If I had to guess as to the reasoning for allowing it on some wire sizes and not on others, I would say that it is much more likely the smaller wires are to a branch circuit and have numerous terminations everywhere, though if that were the case one could simply allow remarking on small conductors that serve individual branch circuits. Maybe a worthwhile request for the 2020 NEC...
 
I think it is a crazy section and would have no problem sliding a piece of white shrink wrap on it, and using my hair dryer... then let the say it was not white already...
 
In new construction it is fine. The language that trips it up is "at the time of installation". What you are doing is fine, remarking existing conductors as neutrals is not.
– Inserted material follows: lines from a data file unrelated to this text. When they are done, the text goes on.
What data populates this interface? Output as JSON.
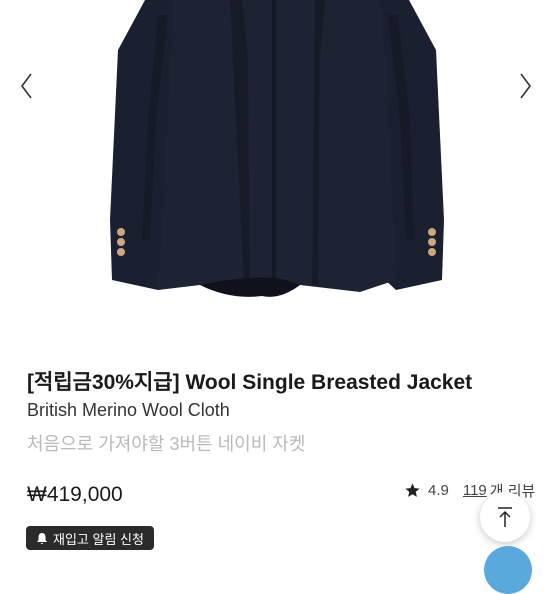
{
  "product": {
    "title": "[적립금30%지급] Wool Single Breasted Jacket",
    "subtitle": "British Merino Wool Cloth",
    "description": "처음으로 가져야할 3버튼 네이비 자켓",
    "price": "₩419,000"
  },
  "rating": {
    "score": "4.9",
    "review_count": "119",
    "review_label": "개 리뷰"
  },
  "buttons": {
    "restock_label": "재입고 알림 신청"
  },
  "icons": {
    "prev": "chevron-left-icon",
    "next": "chevron-right-icon",
    "star": "star-icon",
    "bell": "bell-icon",
    "scroll_top": "arrow-up-icon"
  },
  "colors": {
    "jacket": "#1d2230",
    "button_dark": "#2b2b2b",
    "muted_text": "#b9b9b9",
    "chat_bubble": "#5aa9dc"
  }
}
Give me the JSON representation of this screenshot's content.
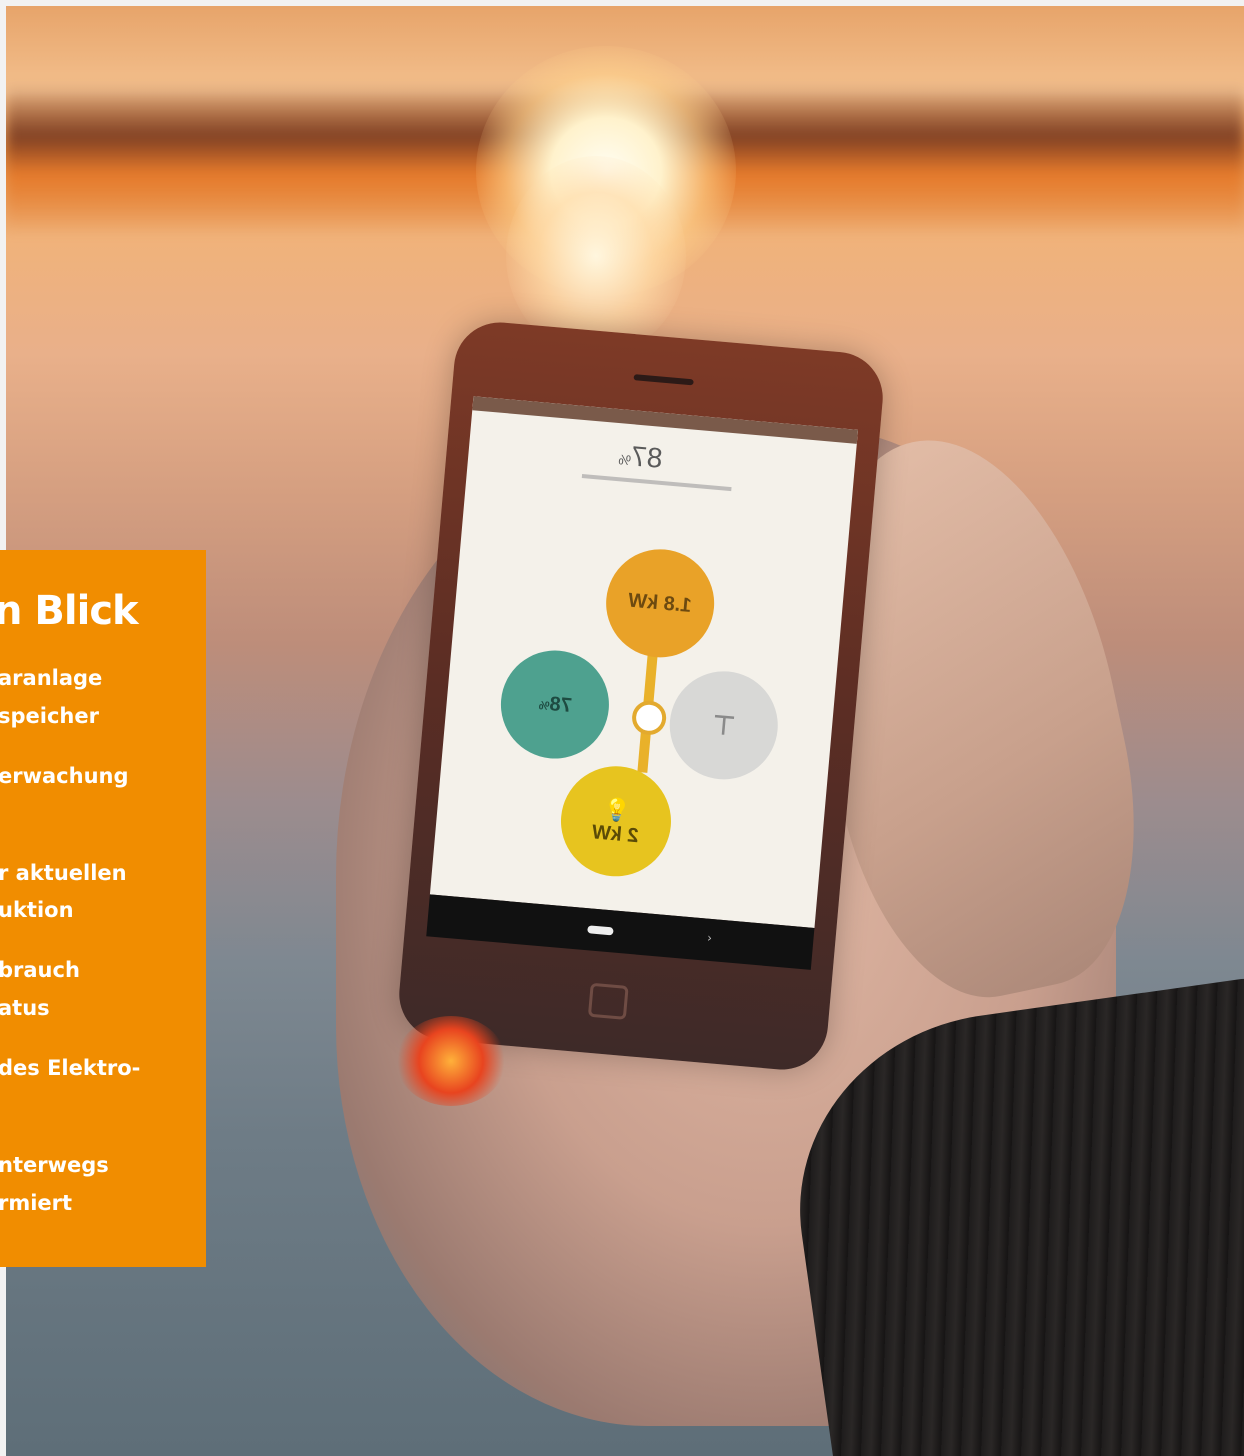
{
  "info_panel": {
    "heading": "n Blick",
    "lines": [
      "aranlage",
      "speicher",
      "erwachung",
      "r aktuellen",
      "uktion",
      "brauch",
      "atus",
      " des Elektro-",
      "nterwegs",
      "rmiert"
    ]
  },
  "phone_app": {
    "battery_percent": "87",
    "battery_unit": "%",
    "nodes": {
      "solar": {
        "value": "1.8 kW",
        "color": "#e9a228"
      },
      "battery": {
        "value": "78",
        "unit": "%",
        "color": "#4ea18f"
      },
      "grid": {
        "color": "#d8d8d6"
      },
      "house": {
        "value": "2 kW",
        "color": "#e7c41f"
      }
    }
  },
  "colors": {
    "panel_orange": "#f18d00",
    "panel_text": "#ffffff"
  }
}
Though Tony did not expressly imply the wiring is existing, I took his question to mean that they were and that he was looking at a panel with red wires going to the neutral bar.


You are correct
 
There's an exception under 200.6(E) that allows white tape to be applied on multiconductors.
Next question is what other conductors are in the cable? If there is already a white then that should be used for grounded conductor. There are some cables out there with no white conductor - I think you can re-identify any conductor in them other than a green, which must be used for EGC, with white if you are needing a grounded conductor in that situation.

What I have seen is old three wire NM cable without a ground (black, white, red) and someone uses the red for EGC - landing on the neutral in a service panel would be acceptable, but it needs to be green or bare, and I don't think there is any provisions allowing re-identifying an EGC smaller than 4 AWG with green tape or other markings.
 
I’m there to upgrade a service entrance. I see a red wire on the neutral bar and determine that it has been used as an EG since the day it was installed thirty years ago. Do I ID it as an EQ at both ends by stripping it out, wrapping a piece of green tape on it, or spend three days fishing a new compliant cable to the third floor? Let me think about this a minute.
 
I’m there to upgrade a service entrance. I see a red wire on the neutral bar and determine that it has been used as an EG since the day it was installed thirty years ago. Do I ID it as an EQ at both ends by stripping it out, wrapping a piece of green tape on it, or spend three days fishing a new compliant cable to the third floor? Let me think about this a minute.
My thoughts as well. If you aren't messing with the branch circuit but just replacing the panel some things go back the way they started out.

I can even remember one time landing old green type TW conductors on a breaker, only because they were on a breaker before changing out the panel.